Rede von Dr. Philipp Jenninger
  • Parteizugehörigkeit zum Zeitpunkt der Rede: (CDU)
  • Letzte offizielle eingetragene Parteizugehörigkeit: (CDU)
Das Wort hat der Herr Abgeordnete Rixe.

  • insert_commentNächste Rede als Kontext
    Rede von Günter Rixe


    • Parteizugehörigkeit zum Zeitpunkt der Rede: (SPD)
    • Letzte offizielle eingetragene Parteizugehörigkeit: (SPD)

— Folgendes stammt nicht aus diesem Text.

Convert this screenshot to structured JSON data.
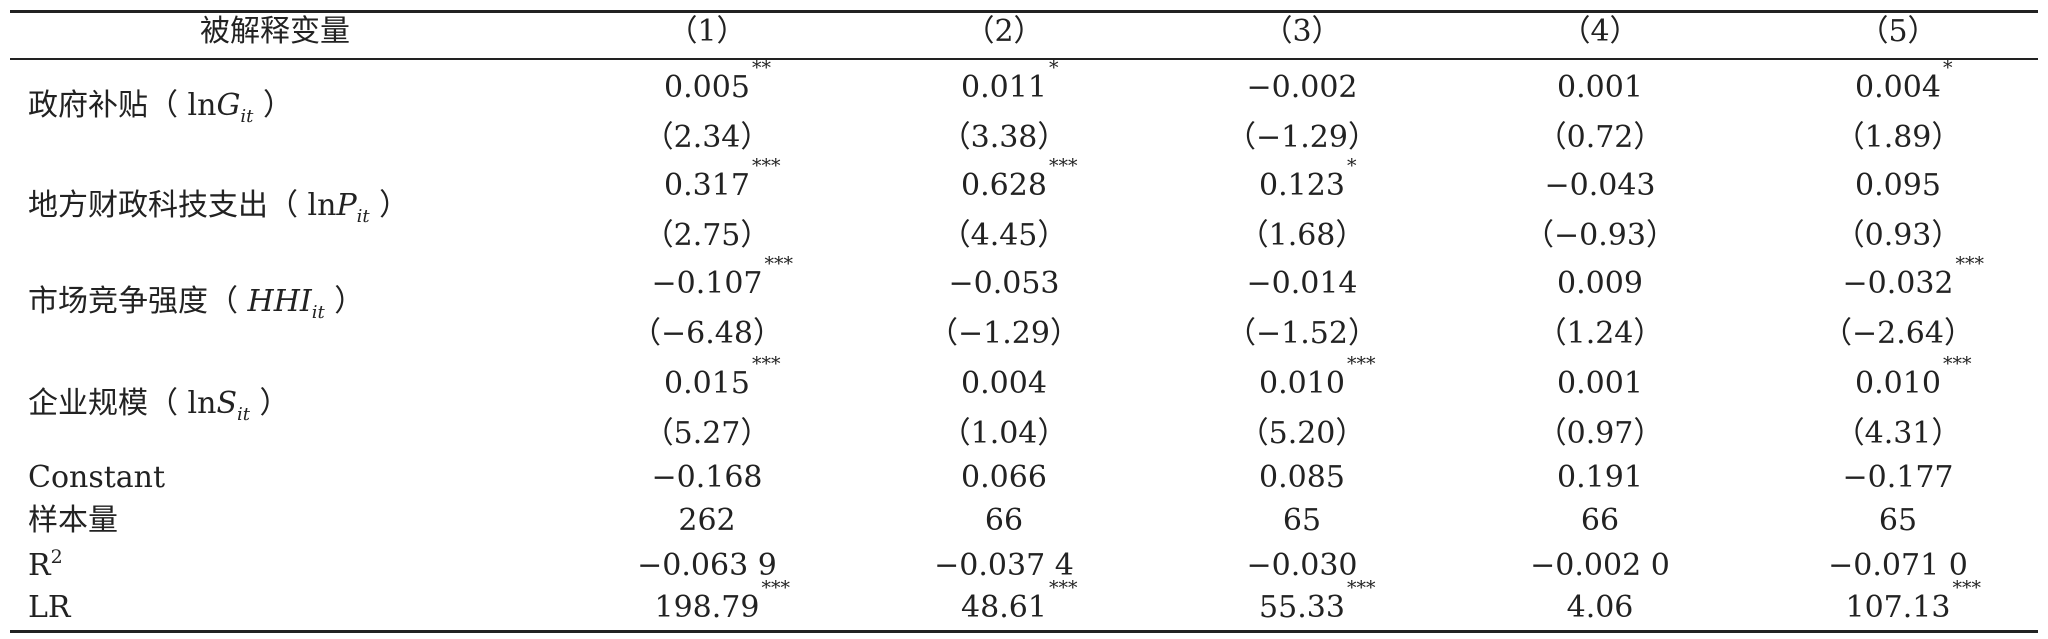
{
  "header": {
    "label": "被解释变量",
    "columns": [
      "（1）",
      "（2）",
      "（3）",
      "（4）",
      "（5）"
    ]
  },
  "rows": [
    {
      "label_prefix": "政府补贴（ ln",
      "label_var": "G",
      "label_sub": "it",
      "label_suffix": " ）",
      "coef": [
        "0.005",
        "0.011",
        "−0.002",
        "0.001",
        "0.004"
      ],
      "stars": [
        "**",
        "*",
        "",
        "",
        "*"
      ],
      "t": [
        "（2.34）",
        "（3.38）",
        "（−1.29）",
        "（0.72）",
        "（1.89）"
      ]
    },
    {
      "label_prefix": "地方财政科技支出（ ln",
      "label_var": "P",
      "label_sub": "it",
      "label_suffix": " ）",
      "coef": [
        "0.317",
        "0.628",
        "0.123",
        "−0.043",
        "0.095"
      ],
      "stars": [
        "***",
        "***",
        "*",
        "",
        ""
      ],
      "t": [
        "（2.75）",
        "（4.45）",
        "（1.68）",
        "（−0.93）",
        "（0.93）"
      ]
    },
    {
      "label_prefix": "市场竞争强度（ ",
      "label_var": "HHI",
      "label_sub": "it",
      "label_suffix": " ）",
      "coef": [
        "−0.107",
        "−0.053",
        "−0.014",
        "0.009",
        "−0.032"
      ],
      "stars": [
        "***",
        "",
        "",
        "",
        "***"
      ],
      "t": [
        "（−6.48）",
        "（−1.29）",
        "（−1.52）",
        "（1.24）",
        "（−2.64）"
      ]
    },
    {
      "label_prefix": "企业规模（ ln",
      "label_var": "S",
      "label_sub": "it",
      "label_suffix": " ）",
      "coef": [
        "0.015",
        "0.004",
        "0.010",
        "0.001",
        "0.010"
      ],
      "stars": [
        "***",
        "",
        "***",
        "",
        "***"
      ],
      "t": [
        "（5.27）",
        "（1.04）",
        "（5.20）",
        "（0.97）",
        "（4.31）"
      ]
    }
  ],
  "constant": {
    "label": "Constant",
    "values": [
      "−0.168",
      "0.066",
      "0.085",
      "0.191",
      "−0.177"
    ]
  },
  "sample": {
    "label": "样本量",
    "values": [
      "262",
      "66",
      "65",
      "66",
      "65"
    ]
  },
  "r2": {
    "label_base": "R",
    "label_sup": "2",
    "values": [
      "−0.063 9",
      "−0.037 4",
      "−0.030",
      "−0.002 0",
      "−0.071 0"
    ]
  },
  "lr": {
    "label": "LR",
    "values": [
      "198.79",
      "48.61",
      "55.33",
      "4.06",
      "107.13"
    ],
    "stars": [
      "***",
      "***",
      "***",
      "",
      "***"
    ]
  }
}
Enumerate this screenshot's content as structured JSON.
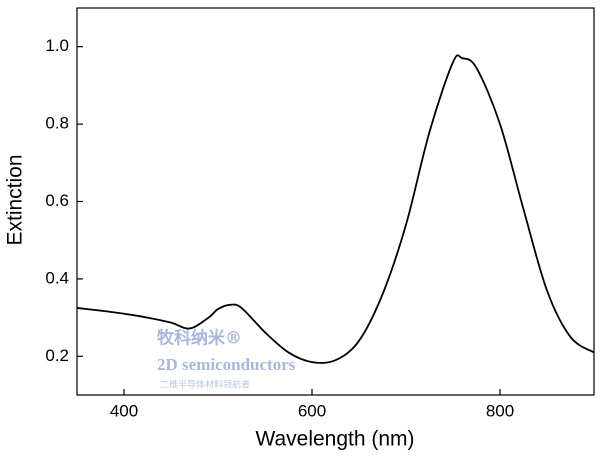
{
  "chart_data": {
    "type": "line",
    "xlabel": "Wavelength (nm)",
    "ylabel": "Extinction",
    "x": [
      350,
      375,
      400,
      425,
      450,
      470,
      490,
      500,
      513,
      525,
      550,
      575,
      600,
      625,
      650,
      675,
      700,
      725,
      750,
      760,
      775,
      800,
      825,
      850,
      875,
      900
    ],
    "values": [
      0.325,
      0.318,
      0.31,
      0.3,
      0.287,
      0.272,
      0.3,
      0.322,
      0.333,
      0.325,
      0.262,
      0.21,
      0.185,
      0.19,
      0.24,
      0.36,
      0.54,
      0.78,
      0.96,
      0.97,
      0.945,
      0.8,
      0.58,
      0.37,
      0.25,
      0.21
    ],
    "color": "#000000",
    "xlim": [
      350,
      900
    ],
    "xticks": [
      400,
      600,
      800
    ],
    "ylim": [
      0.1,
      1.1
    ],
    "yticks": [
      {
        "value": 0.2,
        "label": "0.2"
      },
      {
        "value": 0.4,
        "label": "0.4"
      },
      {
        "value": 0.6,
        "label": "0.6"
      },
      {
        "value": 0.8,
        "label": "0.8"
      },
      {
        "value": 1.0,
        "label": "1.0"
      }
    ],
    "annotations": [
      "牧科纳米®",
      "2D semiconductors",
      "二维半导体材料领航者"
    ]
  }
}
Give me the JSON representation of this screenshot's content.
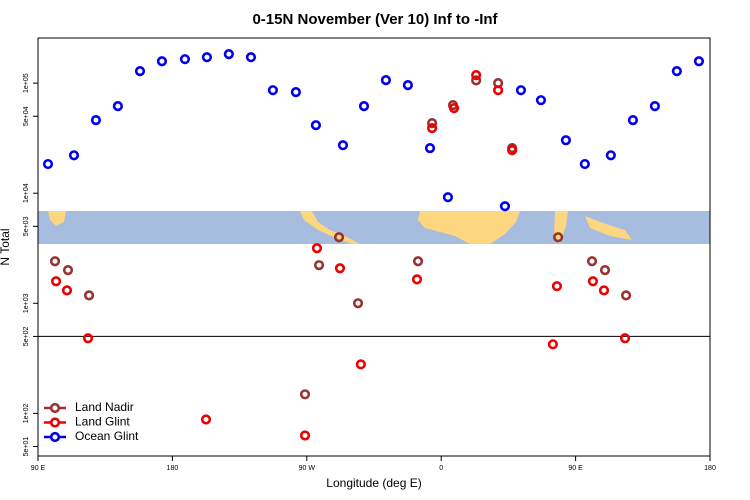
{
  "chart_data": {
    "type": "scatter",
    "title": "0-15N November (Ver 10)   Inf to -Inf",
    "xlabel": "Longitude (deg E)",
    "ylabel": "N Total",
    "xlim": [
      90,
      540
    ],
    "ylim": [
      41,
      257000
    ],
    "log_y": true,
    "xticks": [
      {
        "value": 90,
        "label": "90 E"
      },
      180,
      {
        "value": 270,
        "label": "90 W"
      },
      {
        "value": 360,
        "label": "0"
      },
      {
        "value": 450,
        "label": "90 E"
      },
      {
        "value": 540,
        "label": "180"
      }
    ],
    "yticks": [
      {
        "value": 50,
        "label": "5e+01"
      },
      {
        "value": 100,
        "label": "1e+02"
      },
      {
        "value": 500,
        "label": "5e+02"
      },
      {
        "value": 1000,
        "label": "1e+03"
      },
      {
        "value": 5000,
        "label": "5e+03"
      },
      {
        "value": 10000,
        "label": "1e+04"
      },
      {
        "value": 50000,
        "label": "5e+04"
      },
      {
        "value": 100000,
        "label": "1e+05"
      }
    ],
    "reference_line": 500,
    "legend": "bottom-left",
    "series": [
      {
        "name": "Land Nadir",
        "color": "#993333",
        "x": [
          101.4,
          110.1,
          124.2,
          268.8,
          278.2,
          291.6,
          304.3,
          344.5,
          353.9,
          367.9,
          383.4,
          398.1,
          407.5,
          438.3,
          461.0,
          469.7,
          483.8
        ],
        "values": [
          2410,
          2000,
          1180,
          149,
          2220,
          3980,
          1000,
          2410,
          43300,
          63100,
          106000,
          100000,
          25700,
          3980,
          2410,
          2000,
          1180
        ]
      },
      {
        "name": "Land Glint",
        "color": "#ee0000",
        "x": [
          102.1,
          109.4,
          123.5,
          202.5,
          268.8,
          276.8,
          292.2,
          306.2,
          343.8,
          353.9,
          368.6,
          383.4,
          398.1,
          407.5,
          434.8,
          437.5,
          461.6,
          469.0,
          483.1
        ],
        "values": [
          1585,
          1310,
          481,
          88,
          63,
          3160,
          2080,
          279,
          1650,
          39000,
          59300,
          118300,
          86300,
          24600,
          424,
          1430,
          1585,
          1310,
          481
        ]
      },
      {
        "name": "Ocean Glint",
        "color": "#0000ee",
        "x": [
          96.7,
          114.1,
          128.8,
          143.5,
          158.3,
          173.0,
          188.4,
          203.1,
          217.8,
          232.6,
          247.3,
          262.7,
          276.1,
          294.2,
          308.3,
          323.0,
          337.7,
          352.5,
          364.5,
          402.7,
          413.4,
          426.8,
          443.5,
          456.2,
          473.6,
          488.4,
          503.1,
          517.8,
          532.6
        ],
        "values": [
          18400,
          22100,
          46100,
          61800,
          128500,
          158000,
          165000,
          172000,
          183500,
          172000,
          86300,
          82800,
          41500,
          27300,
          61800,
          106400,
          95900,
          25700,
          9200,
          7620,
          86300,
          70000,
          30300,
          18400,
          22100,
          46100,
          61800,
          128500,
          158000
        ]
      }
    ]
  }
}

    Herr Präsident! Meine sehr verehrten Damen und Herren! Der Berufsbildungsbericht 1988 beginnt mit der Feststellung: „Die Ausbildung im dualen System ist der berufliche Bildungsweg für die große Mehrheit der Jugendlichen." Gesellschafts-
    und bildungspolitisch ist unsere Diskussion und sind die Konsequenzen, die die Politik für die berufliche Bildung vorgeben muß, aber gerade für die Jugendlichen wichtig, die eben nicht zu dieser Mehrheit gehören. Ich verweise nur auf die großen Zahlen in dem Minderheitenvotum des Berufsbildungsberichts auf den letzten Seiten, wo ganz andere Zahlen als auf den ersten Seiten genannt werden.
    Bis zum Jahre 2000 werden über eine Million Jugendliche als Ungelernte ins Erwerbsleben treten. Die Chancen dieser Jugendlichen auf eine dauerhafte Beschäftigung sind außerordentlich schlecht. Das Überschreiten der zweiten Schwelle, die Übernahme in ein Arbeitsverhältnis nach der Ausbildung, ist zunehmend schwieriger geworden. Aber die geplanten Leistungskürzungen beim Arbeitsförderungsgesetz zeigen, daß die Bundesregierung diese Problemlage nicht wirklich abschaffen will. Jugendliche unter 25 Jahren werden weiter an den Rand gedrängt, wenn sie arbeitslos sind. Beim Berufseinstieg werden sie doppelt bestraft, weil auch die Anspruchsdauer beim Arbeitslosengeld drastisch gekürzt wird. Jeder siebte Jugendliche ist nämlich nach erfolgreicher Ausbildung erst einmal für einige Zeit arbeitslos.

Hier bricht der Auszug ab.